All these problems come out of an attitude that can often be glimpsed in movies and television but which is rarely on such stark display as it is here: a terrible misunderstanding of the way audiences interact with characters. Characters are the most important part of a story. If we like them, we will follow them anywhere. If we don’t like them, we will either bail on the story or grit our teeth and clench our eyes and try to ignore them while taking in the spectacle and action. Ga-Rei Zero makes it impossible to like its characters because it is only interested in torturing them, and it pretends to give them depth only by piling up death, titillation, and soapy melodramatics to operatic heights. It also seems to think that audiences can be easily distracted from incompetent characterization with some shiny swords, some shapely female buttocks, and lots of windy pseudo-profundities. It takes the tropes of tragedy—the fights, the tears, the betrayals, the corruptions—and turns them up to eleven while completely failing to provide the structure that could support and justify all the razzle-dazzle.

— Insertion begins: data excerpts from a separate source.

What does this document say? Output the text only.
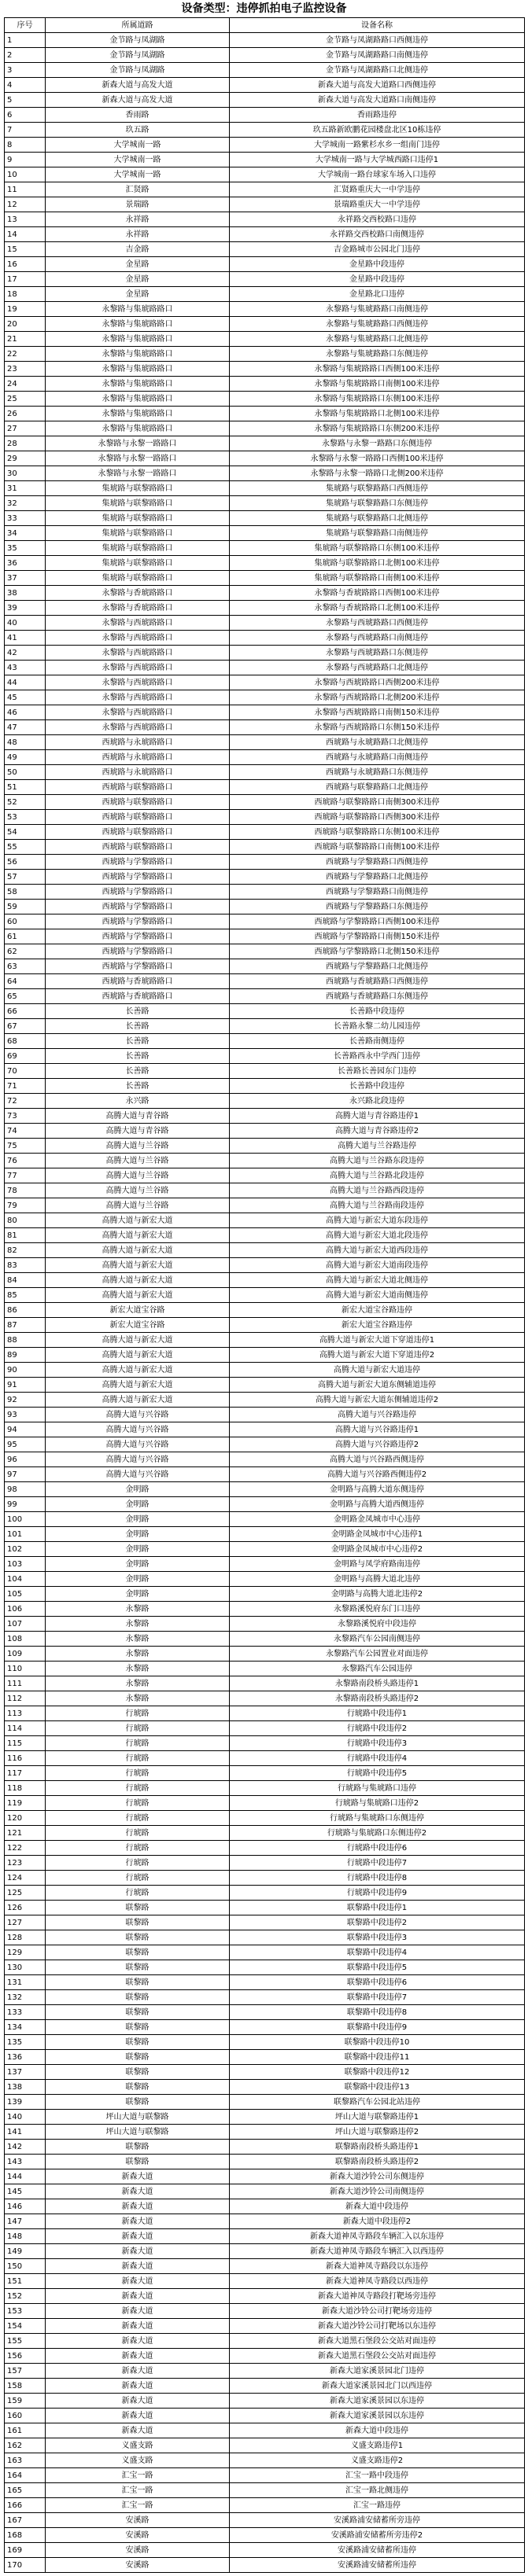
设备类型：违停抓拍电子监控设备
序号	所属道路	设备名称
1	金节路与凤湖路	金节路与凤湖路路口西侧违停
2	金节路与凤湖路	金节路与凤湖路路口南侧违停
3	金节路与凤湖路	金节路与凤湖路路口北侧违停
4	新森大道与高发大道	新森大道与高发大道路口西侧违停
5	新森大道与高发大道	新森大道与高发大道路口南侧违停
6	香雨路	香雨路违停
7	玖五路	玖五路新欧鹏花园楼盘北区10栋违停
8	大学城南一路	大学城南一路紫杉水乡一组南门违停
9	大学城南一路	大学城南一路与大学城西路口违停1
10	大学城南一路	大学城南一路台球家车场入口违停
11	汇贤路	汇贤路重庆大一中学违停
12	景瑞路	景瑞路重庆大一中学违停
13	永祥路	永祥路交西校路口违停
14	永祥路	永祥路交西校路口南侧违停
15	吉金路	吉金路城市公园北门违停
16	金星路	金星路中段违停
17	金星路	金星路中段违停
18	金星路	金星路北口违停
19	永黎路与集琥路路口	永黎路与集琥路路口南侧违停
20	永黎路与集琥路路口	永黎路与集琥路路口西侧违停
21	永黎路与集琥路路口	永黎路与集琥路路口北侧违停
22	永黎路与集琥路路口	永黎路与集琥路路口东侧违停
23	永黎路与集琥路路口	永黎路与集琥路路口西侧100米违停
24	永黎路与集琥路路口	永黎路与集琥路路口南侧100米违停
25	永黎路与集琥路路口	永黎路与集琥路路口东侧100米违停
26	永黎路与集琥路路口	永黎路与集琥路路口北侧100米违停
27	永黎路与集琥路路口	永黎路与集琥路路口东侧200米违停
28	永黎路与永黎一路路口	永黎路与永黎一路路口东侧违停
29	永黎路与永黎一路路口	永黎路与永黎一路路口西侧100米违停
30	永黎路与永黎一路路口	永黎路与永黎一路路口北侧200米违停
31	集琥路与联黎路路口	集琥路与联黎路路口西侧违停
32	集琥路与联黎路路口	集琥路与联黎路路口东侧违停
33	集琥路与联黎路路口	集琥路与联黎路路口北侧违停
34	集琥路与联黎路路口	集琥路与联黎路路口南侧违停
35	集琥路与联黎路路口	集琥路与联黎路路口东侧100米违停
36	集琥路与联黎路路口	集琥路与联黎路路口北侧100米违停
37	集琥路与联黎路路口	集琥路与联黎路路口南侧100米违停
38	永黎路与香琥路路口	永黎路与香琥路路口西侧100米违停
39	永黎路与香琥路路口	永黎路与香琥路路口北侧100米违停
40	永黎路与西琥路路口	永黎路与西琥路路口西侧违停
41	永黎路与西琥路路口	永黎路与西琥路路口南侧违停
42	永黎路与西琥路路口	永黎路与西琥路路口东侧违停
43	永黎路与西琥路路口	永黎路与西琥路路口北侧违停
44	永黎路与西琥路路口	永黎路与西琥路路口西侧200米违停
45	永黎路与西琥路路口	永黎路与西琥路路口北侧200米违停
46	永黎路与西琥路路口	永黎路与西琥路路口南侧150米违停
47	永黎路与西琥路路口	永黎路与西琥路路口东侧150米违停
48	西琥路与永琥路路口	西琥路与永琥路路口北侧违停
49	西琥路与永琥路路口	西琥路与永琥路路口南侧违停
50	西琥路与永琥路路口	西琥路与永琥路路口东侧违停
51	西琥路与联黎路路口	西琥路与联黎路路口北侧违停
52	西琥路与联黎路路口	西琥路与联黎路路口南侧300米违停
53	西琥路与联黎路路口	西琥路与联黎路路口西侧300米违停
54	西琥路与联黎路路口	西琥路与联黎路路口东侧100米违停
55	西琥路与联黎路路口	西琥路与联黎路路口南侧100米违停
56	西琥路与学黎路路口	西琥路与学黎路路口西侧违停
57	西琥路与学黎路路口	西琥路与学黎路路口北侧违停
58	西琥路与学黎路路口	西琥路与学黎路路口南侧违停
59	西琥路与学黎路路口	西琥路与学黎路路口东侧违停
60	西琥路与学黎路路口	西琥路与学黎路路口西侧100米违停
61	西琥路与学黎路路口	西琥路与学黎路路口南侧150米违停
62	西琥路与学黎路路口	西琥路与学黎路路口北侧150米违停
63	西琥路与学黎路路口	西琥路与学黎路路口北侧违停
64	西琥路与香琥路路口	西琥路与香琥路路口西侧违停
65	西琥路与香琥路路口	西琥路与香琥路路口东侧违停
66	长善路	长善路中段违停
67	长善路	长善路永黎二幼儿园违停
68	长善路	长善路南侧违停
69	长善路	长善路西永中学西门违停
70	长善路	长善路长善园东门违停
71	长善路	长善路中段违停
72	永兴路	永兴路北段违停
73	高腾大道与青谷路	高腾大道与青谷路违停1
74	高腾大道与青谷路	高腾大道与青谷路违停2
75	高腾大道与兰谷路	高腾大道与兰谷路违停
76	高腾大道与兰谷路	高腾大道与兰谷路东段违停
77	高腾大道与兰谷路	高腾大道与兰谷路北段违停
78	高腾大道与兰谷路	高腾大道与兰谷路西段违停
79	高腾大道与兰谷路	高腾大道与兰谷路南段违停
80	高腾大道与新宏大道	高腾大道与新宏大道东段违停
81	高腾大道与新宏大道	高腾大道与新宏大道北段违停
82	高腾大道与新宏大道	高腾大道与新宏大道西段违停
83	高腾大道与新宏大道	高腾大道与新宏大道南段违停
84	高腾大道与新宏大道	高腾大道与新宏大道北侧违停
85	高腾大道与新宏大道	高腾大道与新宏大道南侧违停
86	新宏大道宝谷路	新宏大道宝谷路违停
87	新宏大道宝谷路	新宏大道宝谷路违停
88	高腾大道与新宏大道	高腾大道与新宏大道下穿道违停1
89	高腾大道与新宏大道	高腾大道与新宏大道下穿道违停2
90	高腾大道与新宏大道	高腾大道与新宏大道违停
91	高腾大道与新宏大道	高腾大道与新宏大道东侧辅道违停
92	高腾大道与新宏大道	高腾大道与新宏大道东侧辅道违停2
93	高腾大道与兴谷路	高腾大道与兴谷路违停
94	高腾大道与兴谷路	高腾大道与兴谷路违停1
95	高腾大道与兴谷路	高腾大道与兴谷路违停2
96	高腾大道与兴谷路	高腾大道与兴谷路西侧违停
97	高腾大道与兴谷路	高腾大道与兴谷路西侧违停2
98	金明路	金明路与高腾大道东侧违停
99	金明路	金明路与高腾大道西侧违停
100	金明路	金明路金凤城市中心违停
101	金明路	金明路金凤城市中心违停1
102	金明路	金明路金凤城市中心违停2
103	金明路	金明路与凤学府路南违停
104	金明路	金明路与高腾大道北违停
105	金明路	金明路与高腾大道北违停2
106	永黎路	永黎路溪悦府东门口违停
107	永黎路	永黎路溪悦府中段违停
108	永黎路	永黎路汽车公园南侧违停
109	永黎路	永黎路汽车公园置业对面违停
110	永黎路	永黎路汽车公园违停
111	永黎路	永黎路南段桥头路违停1
112	永黎路	永黎路南段桥头路违停2
113	行琥路	行琥路中段违停1
114	行琥路	行琥路中段违停2
115	行琥路	行琥路中段违停3
116	行琥路	行琥路中段违停4
117	行琥路	行琥路中段违停5
118	行琥路	行琥路与集琥路口违停
119	行琥路	行琥路与集琥路口违停2
120	行琥路	行琥路与集琥路口东侧违停
121	行琥路	行琥路与集琥路口东侧违停2
122	行琥路	行琥路中段违停6
123	行琥路	行琥路中段违停7
124	行琥路	行琥路中段违停8
125	行琥路	行琥路中段违停9
126	联黎路	联黎路中段违停1
127	联黎路	联黎路中段违停2
128	联黎路	联黎路中段违停3
129	联黎路	联黎路中段违停4
130	联黎路	联黎路中段违停5
131	联黎路	联黎路中段违停6
132	联黎路	联黎路中段违停7
133	联黎路	联黎路中段违停8
134	联黎路	联黎路中段违停9
135	联黎路	联黎路中段违停10
136	联黎路	联黎路中段违停11
137	联黎路	联黎路中段违停12
138	联黎路	联黎路中段违停13
139	联黎路	联黎路汽车公园北站违停
140	坪山大道与联黎路	坪山大道与联黎路违停1
141	坪山大道与联黎路	坪山大道与联黎路违停2
142	联黎路	联黎路南段桥头路违停1
143	联黎路	联黎路南段桥头路违停2
144	新森大道	新森大道沙铃公司东侧违停
145	新森大道	新森大道沙铃公司南侧违停
146	新森大道	新森大道中段违停
147	新森大道	新森大道中段违停2
148	新森大道	新森大道神凤寺路段车辆汇入以东违停
149	新森大道	新森大道神凤寺路段车辆汇入以西违停
150	新森大道	新森大道神凤寺路段以东违停
151	新森大道	新森大道神凤寺路段以西违停
152	新森大道	新森大道神凤寺路段打靶场旁违停
153	新森大道	新森大道沙铃公司打靶场旁违停
154	新森大道	新森大道沙铃公司打靶场以东违停
155	新森大道	新森大道黑石堡段公交站对面违停
156	新森大道	新森大道黑石堡段公交站对面违停
157	新森大道	新森大道家溪景园北门违停
158	新森大道	新森大道家溪景园北门以西违停
159	新森大道	新森大道家溪景园以东违停
160	新森大道	新森大道家溪景园以东违停
161	新森大道	新森大道中段违停
162	义盛支路	义盛支路违停1
163	义盛支路	义盛支路违停2
164	汇宝一路	汇宝一路中段违停
165	汇宝一路	汇宝一路北侧违停
166	汇宝一路	汇宝一路违停
167	安溪路	安溪路浦安储蓄所旁违停
168	安溪路	安溪路浦安储蓄所旁违停2
169	安溪路	安溪路浦安储蓄所违停
170	安溪路	安溪路浦安储蓄所违停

This is what makes Ga-Rei Zero even more unbearable—even more incompetent—than the pitiably amateurish Ed Wood. His movies had stories that, though pulpy, were fairly modest in scope, conception and range. But Ga-Rei Zero is like Spinal Tap, and I don’t mean that it is a brilliant and subtle parody of the form. I mean it is the parodied item itself: a thing so self-besotted and so free of talent that it can’t even recognize its own catastrophic failures.